As 118th Congress Debuts, Still No Plausible Defense for 18 Senate Republicans’ Shameful Omnibus Surrender

Peter Parisi /

“With friends like these, who needs enemies?” is an observation attributed to the late comedian and New York Post “Strictly for Laughs” columnist Joey Adams. 

After the Dec. 22 betrayal by 18 Senate Republicans of their House GOP colleagues—to say nothing of Republican voters—in inexplicably helping Democrats ram through a disgracefully pork-laden $1.85 trillion omnibus spending bill, Adams’ quote should be “revised and extended”—to borrow some Congress-speak—to “With Republicans like these, who needs Democrats?” 

As the curtain rises Tuesday on the GOP-controlled House in the 118th Congress, there still hasn’t been a plausible—much less defensible—explanation for why those 18 Senate Republicans would willingly kneecap their House counterparts, siding instead with all 47 Senate Democrats (and their three nominally “independent” allies) voting in lockstep to pass the beyond-bloated budget bill.
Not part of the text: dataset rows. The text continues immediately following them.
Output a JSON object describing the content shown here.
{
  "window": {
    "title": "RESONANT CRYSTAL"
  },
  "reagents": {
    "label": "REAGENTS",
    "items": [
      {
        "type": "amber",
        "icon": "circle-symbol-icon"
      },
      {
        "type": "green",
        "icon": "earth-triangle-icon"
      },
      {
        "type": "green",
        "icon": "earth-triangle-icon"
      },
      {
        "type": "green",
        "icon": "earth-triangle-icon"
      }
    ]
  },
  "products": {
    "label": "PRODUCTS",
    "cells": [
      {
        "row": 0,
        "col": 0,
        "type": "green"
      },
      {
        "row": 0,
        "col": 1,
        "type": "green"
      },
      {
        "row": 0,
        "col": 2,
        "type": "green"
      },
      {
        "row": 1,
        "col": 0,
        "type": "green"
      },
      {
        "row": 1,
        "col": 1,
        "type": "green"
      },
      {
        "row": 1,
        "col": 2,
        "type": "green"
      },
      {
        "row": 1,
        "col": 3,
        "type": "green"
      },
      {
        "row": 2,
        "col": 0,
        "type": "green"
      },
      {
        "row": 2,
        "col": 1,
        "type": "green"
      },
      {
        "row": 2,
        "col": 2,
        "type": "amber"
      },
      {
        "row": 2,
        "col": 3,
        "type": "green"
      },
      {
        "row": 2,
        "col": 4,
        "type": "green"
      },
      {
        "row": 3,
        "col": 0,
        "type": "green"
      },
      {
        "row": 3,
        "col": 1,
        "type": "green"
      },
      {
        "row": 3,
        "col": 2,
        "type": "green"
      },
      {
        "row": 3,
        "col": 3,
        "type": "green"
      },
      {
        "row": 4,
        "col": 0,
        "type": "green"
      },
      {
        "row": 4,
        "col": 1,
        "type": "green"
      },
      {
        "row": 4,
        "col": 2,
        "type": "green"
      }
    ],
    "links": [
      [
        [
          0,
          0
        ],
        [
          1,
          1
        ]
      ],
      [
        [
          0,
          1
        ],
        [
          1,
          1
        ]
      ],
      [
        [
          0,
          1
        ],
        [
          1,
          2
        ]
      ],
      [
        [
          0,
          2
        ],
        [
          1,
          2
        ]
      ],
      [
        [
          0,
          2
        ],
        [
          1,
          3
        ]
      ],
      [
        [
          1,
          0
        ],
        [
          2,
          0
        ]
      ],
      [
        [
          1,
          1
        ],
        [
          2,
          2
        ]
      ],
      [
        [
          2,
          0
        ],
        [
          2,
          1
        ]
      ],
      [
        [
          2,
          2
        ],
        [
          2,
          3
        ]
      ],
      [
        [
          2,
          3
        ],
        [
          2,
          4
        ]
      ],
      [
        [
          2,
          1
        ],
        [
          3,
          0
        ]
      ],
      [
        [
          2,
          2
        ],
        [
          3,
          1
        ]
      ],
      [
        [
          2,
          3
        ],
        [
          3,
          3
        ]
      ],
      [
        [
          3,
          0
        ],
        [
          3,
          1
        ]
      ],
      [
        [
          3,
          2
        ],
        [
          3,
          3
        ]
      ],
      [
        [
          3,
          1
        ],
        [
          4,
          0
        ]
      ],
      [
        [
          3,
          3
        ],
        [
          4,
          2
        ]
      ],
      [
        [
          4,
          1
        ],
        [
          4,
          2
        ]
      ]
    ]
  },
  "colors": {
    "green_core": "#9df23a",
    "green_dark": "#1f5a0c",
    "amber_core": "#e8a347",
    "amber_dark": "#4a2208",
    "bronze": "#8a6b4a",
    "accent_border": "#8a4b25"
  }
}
While many of the 18 were the usual RINO suspects, there were others whose votes for the blunderbuss omnibus were both shocking and disheartening:

Roy Blunt, Missouri (lame duck, replaced by Eric Schmitt)

John Boozman, Arkansas

Shelley Moore Capito, West Virginia

Susan Collins, Maine

John Cornyn, Texas

Tom Cotton, Arkansas

Lindsey Graham, South Carolina

James Inhofe, Oklahoma

Mitch McConnell, Kentucky

Jerry Moran, Kansas

Lisa Murkowski, Alaska

Rob Portman, Ohio (lame duck, replaced by J.D. Vance)

Mitt Romney, Utah

Mike Rounds, South Dakota

Richard Shelby, Alabama (lame duck, replaced by Katie Britt)

John Thune, South Dakota

Roger Wicker, Mississippi

Todd Young, Indiana

In so doing, these 18 GOP senators effectively surrendered House Republicans’ “power of the purse” ability to rein in the excesses of the Biden administration for the remainder of the fiscal year. 

The 4,155-page omnibus was chockablock with all manner of Democratic spending excesses and leftist legislative initiatives, but precious few Republican priorities. Just a day and a half after the bill’s introduction at 1:30 in the morning, the world’s supposedly “greatest deliberative body” approved, 68 to 29, a monstrosity that was read by no one on either side of the aisle. 

Not even the late speed-reading guru Evelyn Wood could have read a 4,155-page bill in just 36 hours, much less the additional 2,670 pages of explanatory material that directs federal agencies on how to carry out the bill’s provisions.

Nine House Republicans also betrayed their GOP colleagues in the lower chamber in the follow-on Dec. 23 vote. Seven of them were lame ducks and aren’t around now to help attempt to clean up the mess.

The 27 Republicans who voted for the omnibus can’t defend their votes, because there was zero sudden urgency or immediate necessity to pass the budget bill funding the federal government for the rest of the fiscal year through Sept. 30, insofar as the budget was already overdue since Oct. 1. Another short-term continuing resolution, funding the government sometime into January or February, would have given the incoming House Republican majority leverage to revise the budget bill that they didn’t have in the outgoing Democrat-controlled 117th Congress. 

As always in these legislative stare-downs with Democrats, Senate Republicans blinked first. It’s not for nothing that the Republican Party—or more specifically, the faction that regularly surrenders its leverage and goes along to get along—has been dubbed the Stupid Party. 

Senate Minority Leader Mitch McConnell is reputed to be a master political strategist and tactician, but that reputation—which was always highly overrated and overstated—is now in total tatters. 

The blame for what my Heritage Foundation colleague, budget policy analyst Richard Stern, rightly blasted as “a stunning act of betrayal of their constituents and the American people” lies squarely at McConnell’s feet. 

For the past six years, the Kentuckian has been coasting on a reputation gleaned from his “strategery” in keeping Merrick Garland off the Supreme Court in 2016. (Even that’s unwarranted, however. Any other Republican majority leader worth his or her salt could have—and presumably would have—done the same thing.) 

McConnell and hapless 88-year-old lame-duck Sen. Richard Shelby, Alabama Republican—who the Kentuckian appointed to negotiate the omnibus package with another octogenarian lame duck, far left Sen. Patrick Leahy, Vermont Democrat—got rolled. 

The 18 Senate Republicans gave away the store and got almost nothing in return—not even a codification of Title 42 to help curb illegal immigration or an extension of the Hyde Amendment barring federal funding of elective abortion. 

But, hey, at least they got their beloved earmarks back, and with a vengeance: At least 4,000 of the wasteful pet projects for senators’ states and representatives’ districts are in there, proving that pork is not only kosher in Congress, but bipartisan.